Topic Modeling of Chinese Language

======================================================================
                        Joint Seminar
======================================================================
The Hong Kong University of Science & Technology
Department of Computer Science and Engineering
Human Language Technology Center
----------------------------------------------------------------------
Speaker:	Dr. Zengchang QIN
		Beihang University

Title:		"Topic Modeling of Chinese Language"

Date:		Friday, 2 September 2011

Time:		11:00am - 12 noon

Venue:		Room 3311 (via lifts 17/18), HKUST

Abstract:

Topic models are hierarchical Bayesian models for language modelling and
document analysis.
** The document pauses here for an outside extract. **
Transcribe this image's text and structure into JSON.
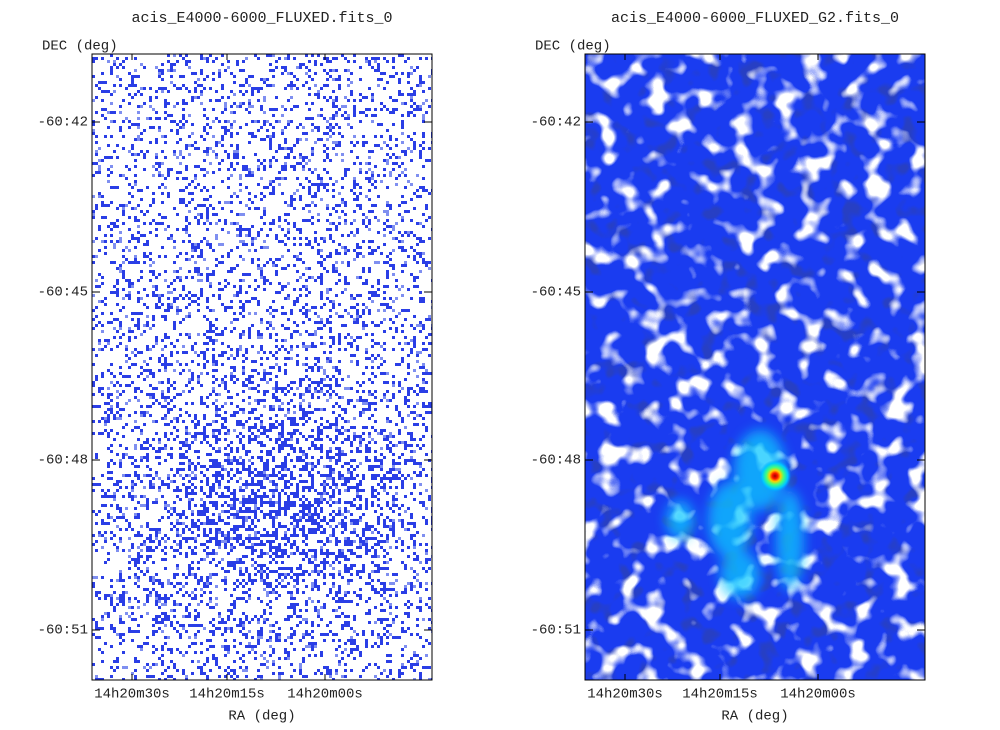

It has been well-used and achieved a lot of success in
modeling English documents. However, unlike English and the majority of
alphabetic languages, the basic structural unit of Chinese language is
character instead of word, and Chinese words are written without spaces
between them. Most previous research of using topic models for Chinese
documents did not take the Chinese character-word relation into
consideration and simply take the Chinese word as the basic term of
documents. In this talk, we will discuss a novel model to consider the
character-word relation in topic modeling by placing an asymmetric prior
on the topic-word distribution of the standard Latent Dirichlet Allocation
(LDA) model. Compared to LDA, this model can improve performance in
document classification especially when test data contains considerable
number of Chinese words not appeared in training data.


********************
Biography:

Dr. Zengchang Qin is an associate professor in Beihang University,
Beijing, China. Zengchang obtained his MSc and PhD from University of
Bristol, UK, and did his postdoc research with Lotfi Zadeh in UC Berkeley,
US. He used to work (or intern) in HP, BT, Optimor Labs and worked as a
visiting scholar in University of Oxford and Carnegie Mellon University.
His research interests are agent-based modeling, machine learning,
computational intelligence and multimedia retrieval.